I just gotta pour water on this. I'm sorry. It bothers me.

Apple did some amazing marketing around their chip to make people think its arm that made it so good. I'm sorry, it's not. The Intel chips that came out the next year were even better.

Do you know what the secret sauce is? Tsmc. They constantly buy the latest and greatest chip fab tech, and if you use them, your stuff is gonna be next level by default. Intels fabs upgraded their tech the year after tsmc did, and well that solved that problem, suddenly just as good or better.

Apples' secret sauce wasn't arm. It was buying TSMC an entire factory. They literally bought the company an entire new factory for a deal that would guarantee apple a minimum number of fab time per year in TSMC fabs.

And of course the kicker is that none of these cpus actually run x86 or arm. Haven't done for decades, the machine code is compiled down to a chip specific bytecode at execution time. Bloat isn't a problem because the cpu doesn't run x86.

[–] vox@sopuli.xyz 1 points 2 years ago* (last edited 2 years ago) (2 children)

arm IS more efficient on the instruction level (faster conditions directly in the instructions, better prediction, it's overall more efficient)
even armv4 is technically more efficient thrn modern x86, assuming identical node size

[–] echo64@lemmy.world 1 points 2 years ago (1 children)
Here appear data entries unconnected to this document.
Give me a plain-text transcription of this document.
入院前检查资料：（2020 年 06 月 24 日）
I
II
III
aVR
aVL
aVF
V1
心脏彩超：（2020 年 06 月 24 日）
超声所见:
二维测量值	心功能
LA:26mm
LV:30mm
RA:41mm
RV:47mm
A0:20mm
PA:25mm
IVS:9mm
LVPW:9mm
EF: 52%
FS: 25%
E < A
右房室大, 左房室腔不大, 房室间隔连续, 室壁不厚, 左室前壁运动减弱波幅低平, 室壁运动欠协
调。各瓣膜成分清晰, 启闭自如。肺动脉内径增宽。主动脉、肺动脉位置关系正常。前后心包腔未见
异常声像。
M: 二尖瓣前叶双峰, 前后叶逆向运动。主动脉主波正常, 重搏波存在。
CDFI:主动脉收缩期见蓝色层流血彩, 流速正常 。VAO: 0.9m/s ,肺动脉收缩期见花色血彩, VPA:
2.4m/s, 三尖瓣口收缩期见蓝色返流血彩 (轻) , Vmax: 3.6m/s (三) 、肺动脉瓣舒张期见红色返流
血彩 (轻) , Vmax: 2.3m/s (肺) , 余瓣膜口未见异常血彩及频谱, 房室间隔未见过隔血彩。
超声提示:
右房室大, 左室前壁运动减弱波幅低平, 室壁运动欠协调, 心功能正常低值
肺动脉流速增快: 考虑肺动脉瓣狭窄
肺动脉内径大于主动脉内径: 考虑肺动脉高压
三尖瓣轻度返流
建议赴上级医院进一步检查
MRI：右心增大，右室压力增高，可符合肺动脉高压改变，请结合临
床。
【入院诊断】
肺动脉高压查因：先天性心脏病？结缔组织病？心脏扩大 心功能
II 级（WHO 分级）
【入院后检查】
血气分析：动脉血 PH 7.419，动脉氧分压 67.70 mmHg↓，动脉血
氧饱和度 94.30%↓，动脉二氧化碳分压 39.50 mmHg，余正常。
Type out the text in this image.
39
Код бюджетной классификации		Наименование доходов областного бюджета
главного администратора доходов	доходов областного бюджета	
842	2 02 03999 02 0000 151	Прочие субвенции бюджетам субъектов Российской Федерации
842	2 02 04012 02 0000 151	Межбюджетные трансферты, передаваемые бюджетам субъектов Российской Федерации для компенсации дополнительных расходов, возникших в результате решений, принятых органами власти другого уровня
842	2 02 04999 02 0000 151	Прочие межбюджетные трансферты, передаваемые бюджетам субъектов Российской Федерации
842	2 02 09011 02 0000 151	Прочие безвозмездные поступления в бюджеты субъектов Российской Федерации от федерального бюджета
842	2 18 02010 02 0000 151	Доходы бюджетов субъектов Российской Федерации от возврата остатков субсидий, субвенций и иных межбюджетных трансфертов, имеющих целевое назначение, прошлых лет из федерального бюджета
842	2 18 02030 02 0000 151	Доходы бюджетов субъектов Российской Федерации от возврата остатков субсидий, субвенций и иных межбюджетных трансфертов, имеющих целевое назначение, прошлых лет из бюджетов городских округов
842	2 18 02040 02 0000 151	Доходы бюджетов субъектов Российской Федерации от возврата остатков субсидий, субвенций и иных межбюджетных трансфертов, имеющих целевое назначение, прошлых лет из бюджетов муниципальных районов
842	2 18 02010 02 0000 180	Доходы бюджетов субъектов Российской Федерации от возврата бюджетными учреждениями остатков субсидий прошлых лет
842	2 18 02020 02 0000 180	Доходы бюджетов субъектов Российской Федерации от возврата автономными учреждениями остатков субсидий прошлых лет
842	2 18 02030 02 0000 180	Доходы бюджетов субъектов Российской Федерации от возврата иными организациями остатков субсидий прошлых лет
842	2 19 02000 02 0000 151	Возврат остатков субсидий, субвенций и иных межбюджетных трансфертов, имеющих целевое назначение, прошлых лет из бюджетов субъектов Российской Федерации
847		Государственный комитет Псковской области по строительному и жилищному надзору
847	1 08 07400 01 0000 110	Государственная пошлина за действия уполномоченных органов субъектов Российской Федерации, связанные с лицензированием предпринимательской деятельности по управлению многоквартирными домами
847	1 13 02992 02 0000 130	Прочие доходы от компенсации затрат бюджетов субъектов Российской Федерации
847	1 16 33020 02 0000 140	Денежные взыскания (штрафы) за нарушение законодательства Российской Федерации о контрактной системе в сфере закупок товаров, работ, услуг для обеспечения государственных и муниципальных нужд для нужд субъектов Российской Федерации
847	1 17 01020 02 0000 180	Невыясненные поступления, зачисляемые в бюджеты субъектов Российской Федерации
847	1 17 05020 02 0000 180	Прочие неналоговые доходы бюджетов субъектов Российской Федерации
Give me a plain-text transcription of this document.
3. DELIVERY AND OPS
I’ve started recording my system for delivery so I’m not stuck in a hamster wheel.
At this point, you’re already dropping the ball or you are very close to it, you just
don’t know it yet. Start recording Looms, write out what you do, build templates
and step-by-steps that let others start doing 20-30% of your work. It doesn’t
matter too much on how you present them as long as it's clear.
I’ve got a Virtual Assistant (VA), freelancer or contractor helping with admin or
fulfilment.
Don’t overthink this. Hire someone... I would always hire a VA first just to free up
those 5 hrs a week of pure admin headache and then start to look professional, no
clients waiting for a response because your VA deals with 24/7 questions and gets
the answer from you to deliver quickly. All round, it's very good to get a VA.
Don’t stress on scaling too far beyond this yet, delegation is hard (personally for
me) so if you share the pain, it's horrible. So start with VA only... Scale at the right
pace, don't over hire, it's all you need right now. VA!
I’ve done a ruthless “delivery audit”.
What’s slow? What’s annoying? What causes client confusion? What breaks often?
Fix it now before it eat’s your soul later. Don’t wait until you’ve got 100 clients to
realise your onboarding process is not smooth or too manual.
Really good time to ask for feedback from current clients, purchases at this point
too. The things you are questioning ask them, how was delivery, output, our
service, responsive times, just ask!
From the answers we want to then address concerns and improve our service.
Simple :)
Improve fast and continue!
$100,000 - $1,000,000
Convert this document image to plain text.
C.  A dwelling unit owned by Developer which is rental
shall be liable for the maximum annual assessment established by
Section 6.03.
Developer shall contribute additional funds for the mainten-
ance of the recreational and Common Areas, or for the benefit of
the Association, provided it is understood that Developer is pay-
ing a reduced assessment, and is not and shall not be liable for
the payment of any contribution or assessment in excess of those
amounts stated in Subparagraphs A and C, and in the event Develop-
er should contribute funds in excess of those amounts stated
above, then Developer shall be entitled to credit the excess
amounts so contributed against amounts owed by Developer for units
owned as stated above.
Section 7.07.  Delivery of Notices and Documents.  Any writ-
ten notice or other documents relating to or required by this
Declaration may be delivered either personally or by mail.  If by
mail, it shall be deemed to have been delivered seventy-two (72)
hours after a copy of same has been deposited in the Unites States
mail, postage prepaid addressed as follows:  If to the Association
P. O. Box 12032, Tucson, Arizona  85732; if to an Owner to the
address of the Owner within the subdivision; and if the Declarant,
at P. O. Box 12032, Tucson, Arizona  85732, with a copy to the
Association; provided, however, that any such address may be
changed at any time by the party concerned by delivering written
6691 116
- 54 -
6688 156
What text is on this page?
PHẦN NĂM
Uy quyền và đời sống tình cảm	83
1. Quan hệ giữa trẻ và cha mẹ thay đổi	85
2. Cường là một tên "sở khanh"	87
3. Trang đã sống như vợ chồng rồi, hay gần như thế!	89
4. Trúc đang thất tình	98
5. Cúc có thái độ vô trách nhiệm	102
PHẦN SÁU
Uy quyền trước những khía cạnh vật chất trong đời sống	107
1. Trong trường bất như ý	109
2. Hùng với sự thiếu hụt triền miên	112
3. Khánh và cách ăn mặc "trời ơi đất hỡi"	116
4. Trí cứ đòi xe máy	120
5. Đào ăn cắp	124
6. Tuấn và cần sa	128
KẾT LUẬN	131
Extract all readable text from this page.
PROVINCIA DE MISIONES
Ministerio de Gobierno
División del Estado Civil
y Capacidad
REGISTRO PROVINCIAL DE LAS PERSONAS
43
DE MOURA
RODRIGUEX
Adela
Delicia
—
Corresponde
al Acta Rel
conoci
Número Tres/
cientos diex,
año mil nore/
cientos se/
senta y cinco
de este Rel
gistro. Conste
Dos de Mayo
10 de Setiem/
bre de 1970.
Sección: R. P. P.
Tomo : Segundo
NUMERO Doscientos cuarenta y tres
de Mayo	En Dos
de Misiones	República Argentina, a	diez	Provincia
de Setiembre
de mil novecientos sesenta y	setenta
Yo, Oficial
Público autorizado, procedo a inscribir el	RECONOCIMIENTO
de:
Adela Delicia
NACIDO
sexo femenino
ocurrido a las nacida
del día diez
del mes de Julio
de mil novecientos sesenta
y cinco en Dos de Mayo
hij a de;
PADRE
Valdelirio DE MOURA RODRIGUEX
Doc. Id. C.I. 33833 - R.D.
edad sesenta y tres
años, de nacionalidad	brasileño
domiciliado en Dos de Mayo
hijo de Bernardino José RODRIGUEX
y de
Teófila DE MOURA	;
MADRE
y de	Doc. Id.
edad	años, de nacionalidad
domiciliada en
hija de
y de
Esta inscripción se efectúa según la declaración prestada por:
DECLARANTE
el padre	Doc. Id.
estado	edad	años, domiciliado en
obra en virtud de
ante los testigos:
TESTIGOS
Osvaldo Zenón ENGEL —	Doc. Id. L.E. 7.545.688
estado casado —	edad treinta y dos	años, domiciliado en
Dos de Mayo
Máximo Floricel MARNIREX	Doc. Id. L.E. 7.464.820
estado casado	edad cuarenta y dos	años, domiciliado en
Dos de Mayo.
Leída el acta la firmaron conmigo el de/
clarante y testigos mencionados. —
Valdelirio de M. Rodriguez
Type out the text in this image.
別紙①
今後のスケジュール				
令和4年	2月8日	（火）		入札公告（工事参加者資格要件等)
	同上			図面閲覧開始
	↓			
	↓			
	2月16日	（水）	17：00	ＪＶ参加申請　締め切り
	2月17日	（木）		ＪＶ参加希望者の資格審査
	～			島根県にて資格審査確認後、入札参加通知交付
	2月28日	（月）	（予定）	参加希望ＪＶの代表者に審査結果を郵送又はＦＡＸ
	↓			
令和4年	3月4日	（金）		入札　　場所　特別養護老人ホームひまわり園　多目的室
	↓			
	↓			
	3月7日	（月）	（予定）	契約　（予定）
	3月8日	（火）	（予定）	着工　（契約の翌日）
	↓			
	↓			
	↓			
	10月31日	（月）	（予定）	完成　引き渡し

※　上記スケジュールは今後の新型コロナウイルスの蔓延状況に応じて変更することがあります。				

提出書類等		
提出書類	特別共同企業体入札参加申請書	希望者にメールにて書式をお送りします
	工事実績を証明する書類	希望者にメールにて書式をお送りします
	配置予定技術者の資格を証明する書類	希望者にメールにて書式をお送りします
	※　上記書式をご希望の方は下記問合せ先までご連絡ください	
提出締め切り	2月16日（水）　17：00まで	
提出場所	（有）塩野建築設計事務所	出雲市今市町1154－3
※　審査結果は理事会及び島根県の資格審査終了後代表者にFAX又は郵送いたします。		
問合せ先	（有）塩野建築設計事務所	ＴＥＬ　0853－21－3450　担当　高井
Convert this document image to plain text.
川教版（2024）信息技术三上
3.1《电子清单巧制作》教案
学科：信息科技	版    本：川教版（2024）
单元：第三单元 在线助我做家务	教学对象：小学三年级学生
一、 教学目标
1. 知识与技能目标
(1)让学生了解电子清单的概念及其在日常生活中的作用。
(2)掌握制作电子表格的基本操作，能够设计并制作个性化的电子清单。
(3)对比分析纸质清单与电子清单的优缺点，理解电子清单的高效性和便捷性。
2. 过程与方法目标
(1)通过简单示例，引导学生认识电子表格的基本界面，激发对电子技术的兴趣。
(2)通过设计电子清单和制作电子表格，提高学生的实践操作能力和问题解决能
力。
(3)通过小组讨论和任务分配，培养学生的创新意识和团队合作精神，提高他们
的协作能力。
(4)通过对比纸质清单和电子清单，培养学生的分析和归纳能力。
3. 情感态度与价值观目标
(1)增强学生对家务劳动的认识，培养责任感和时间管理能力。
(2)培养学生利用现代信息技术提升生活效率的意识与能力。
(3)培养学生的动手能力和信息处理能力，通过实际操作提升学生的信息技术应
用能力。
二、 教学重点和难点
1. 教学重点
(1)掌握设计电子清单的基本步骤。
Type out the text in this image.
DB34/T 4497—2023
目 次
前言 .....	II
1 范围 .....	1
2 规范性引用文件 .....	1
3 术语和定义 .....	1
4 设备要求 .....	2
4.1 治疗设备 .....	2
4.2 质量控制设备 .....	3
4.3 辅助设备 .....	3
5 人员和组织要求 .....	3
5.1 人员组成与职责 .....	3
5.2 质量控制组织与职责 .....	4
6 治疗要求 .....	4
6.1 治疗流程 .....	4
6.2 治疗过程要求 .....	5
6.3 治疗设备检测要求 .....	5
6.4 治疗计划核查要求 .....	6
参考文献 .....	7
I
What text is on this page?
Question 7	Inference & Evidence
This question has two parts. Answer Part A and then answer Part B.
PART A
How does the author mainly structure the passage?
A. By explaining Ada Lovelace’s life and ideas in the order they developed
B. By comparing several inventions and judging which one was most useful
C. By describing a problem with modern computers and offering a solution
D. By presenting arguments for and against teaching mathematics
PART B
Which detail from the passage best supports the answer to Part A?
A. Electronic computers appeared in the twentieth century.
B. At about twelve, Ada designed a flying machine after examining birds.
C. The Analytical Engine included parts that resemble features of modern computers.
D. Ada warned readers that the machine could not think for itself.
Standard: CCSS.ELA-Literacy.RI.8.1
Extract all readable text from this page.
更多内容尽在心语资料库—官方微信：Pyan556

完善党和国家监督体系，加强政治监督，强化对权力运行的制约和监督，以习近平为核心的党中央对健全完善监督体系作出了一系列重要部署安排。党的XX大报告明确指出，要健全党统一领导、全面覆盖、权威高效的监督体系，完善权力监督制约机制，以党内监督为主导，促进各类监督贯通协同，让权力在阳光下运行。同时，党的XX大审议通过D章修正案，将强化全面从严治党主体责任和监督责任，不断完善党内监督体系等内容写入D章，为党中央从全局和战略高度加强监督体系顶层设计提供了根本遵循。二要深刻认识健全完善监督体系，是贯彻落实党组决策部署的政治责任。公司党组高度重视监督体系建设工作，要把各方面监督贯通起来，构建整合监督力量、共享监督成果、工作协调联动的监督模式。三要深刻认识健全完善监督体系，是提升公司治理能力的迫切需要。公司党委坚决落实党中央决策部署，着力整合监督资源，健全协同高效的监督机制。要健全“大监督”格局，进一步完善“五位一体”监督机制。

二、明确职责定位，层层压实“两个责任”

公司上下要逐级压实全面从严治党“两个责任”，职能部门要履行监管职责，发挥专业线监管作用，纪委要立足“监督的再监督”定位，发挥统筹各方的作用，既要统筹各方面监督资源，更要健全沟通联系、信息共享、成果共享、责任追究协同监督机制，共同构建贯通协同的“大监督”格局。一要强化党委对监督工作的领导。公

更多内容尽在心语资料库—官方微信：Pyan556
oh yeah and x86 has a billion extensions that requires multiple arm instructions to execute. but non of this matters as none of the arm or x86 chipsets actually execute arm or x86 machine code, it's all transformed (sorry i can't use the word compile here people get mad) into processor specific microcode making the whole thing moot

[–] superb@lemmy.blahaj.zone 0 points 2 years ago

You don’t understand what microcode is, it’s not a magic spell that can hide all problems of an instruction set.